Entry Date:
December 1, 2001

GOATS: Generic Ocean Array Technology Sensors

Principal Investigator Henrik Schmidt

Co-investigator John Leonard


The GOATS project, initiated in 1998 in collaboration between MIT and NURC, with the long-term objective of developing net-centric, autonomous underwater vehicle sensing concepts for littoral MCM and ASW. The core of the program is the exploitation of collaborative and environmentally adaptive, bi- and multi-static, passive and active sonar configurations for concurrent detection, classification and localization of subsea and bottom objects. A principal development has been the MOOS-IvP Nested Autonomy concept with onboard integrated acoustic sensing, signal processing and platform control algorithms for adaptive, collaborative, multiplatform REA, MCM, and ASW in unknown and unmapped littoral environments with uncertain navigation and communication infrastructure.
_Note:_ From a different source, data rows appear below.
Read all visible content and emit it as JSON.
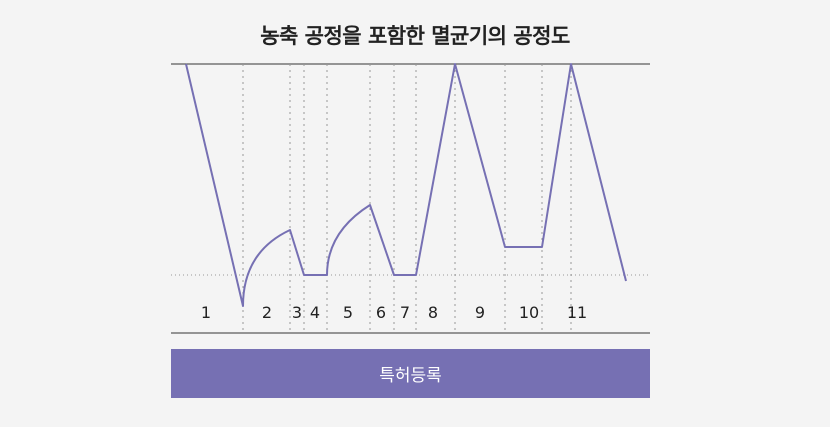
{
  "title": "농축 공정을 포함한 멸균기의 공정도",
  "steps": [
    "1",
    "2",
    "3",
    "4",
    "5",
    "6",
    "7",
    "8",
    "9",
    "10",
    "11"
  ],
  "banner": "특허등록",
  "colors": {
    "curve": "#7670b3",
    "banner_bg": "#7670b3",
    "banner_text": "#ffffff",
    "guide": "#999999",
    "axis": "#333333",
    "background": "#f4f4f4"
  }
}
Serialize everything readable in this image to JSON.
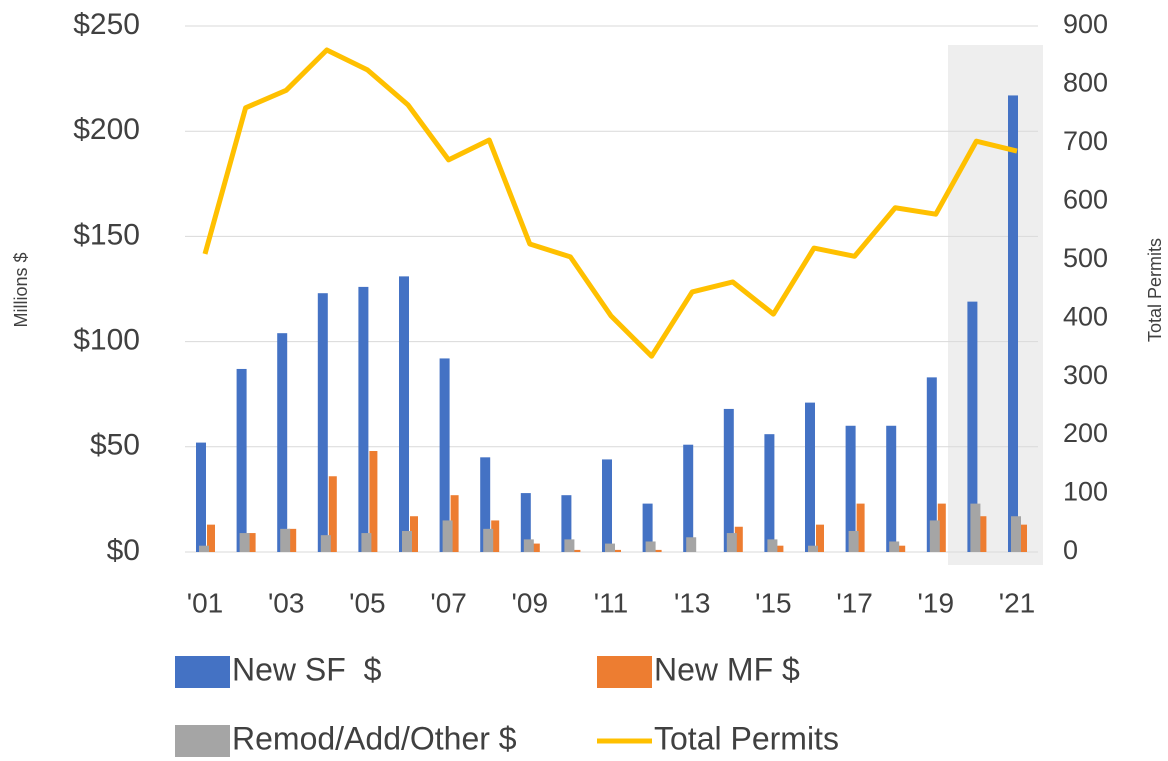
{
  "chart_data": {
    "type": "bar",
    "y_label": "Millions $",
    "y2_label": "Total Permits",
    "categories": [
      "'01",
      null,
      "'03",
      null,
      "'05",
      null,
      "'07",
      null,
      "'09",
      null,
      "'11",
      null,
      "'13",
      null,
      "'15",
      null,
      "'17",
      null,
      "'19",
      null,
      "'21"
    ],
    "series": [
      {
        "name": "New SF  $",
        "color": "#4472c4",
        "values": [
          52,
          87,
          104,
          123,
          126,
          131,
          92,
          45,
          28,
          27,
          44,
          23,
          51,
          68,
          56,
          71,
          60,
          60,
          83,
          119,
          217
        ]
      },
      {
        "name": "New MF $",
        "color": "#ed7d31",
        "values": [
          13,
          9,
          11,
          36,
          48,
          17,
          27,
          15,
          4,
          1,
          1,
          1,
          0,
          12,
          3,
          13,
          23,
          3,
          23,
          17,
          13
        ]
      },
      {
        "name": "Remod/Add/Other $",
        "color": "#a5a5a5",
        "values": [
          3,
          9,
          11,
          8,
          9,
          10,
          15,
          11,
          6,
          6,
          4,
          5,
          7,
          9,
          6,
          3,
          10,
          5,
          15,
          23,
          17
        ]
      },
      {
        "name": "Total Permits",
        "color": "#ffc000",
        "type": "line",
        "axis": "y2",
        "values": [
          510,
          760,
          790,
          859,
          825,
          765,
          671,
          705,
          527,
          505,
          404,
          335,
          445,
          462,
          407,
          520,
          506,
          589,
          578,
          703,
          686
        ]
      }
    ],
    "ylim": [
      0,
      250
    ],
    "yticks": [
      {
        "value": 0,
        "label": "$0"
      },
      {
        "value": 50,
        "label": "$50"
      },
      {
        "value": 100,
        "label": "$100"
      },
      {
        "value": 150,
        "label": "$150"
      },
      {
        "value": 200,
        "label": "$200"
      },
      {
        "value": 250,
        "label": "$250"
      }
    ],
    "y2lim": [
      0,
      900
    ],
    "y2ticks": [
      0,
      100,
      200,
      300,
      400,
      500,
      600,
      700,
      800,
      900
    ],
    "grid": true
  }
}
The MOOS autonomy middleware was developed under GOATS in 2001-02 by Paul Newman while he was holding a Post-doc appointment at MIT, and all autonomous vehicles operated by the lab are using MOOS. Another development under GOATS has been a nested, distributed command and control architecture that enables individual network nodes of clusters of nodes to complete the mission objectives, including target detection, classification, localization and tracking (DCLT), fully autonomously with no or limited communication with the network operators. The need for such a nested, autonomous communication, command and control architecture has become clear from the series of experiments carried out in the past under GOATS and several experiments carried out under the ONR UPS PLUSNet program.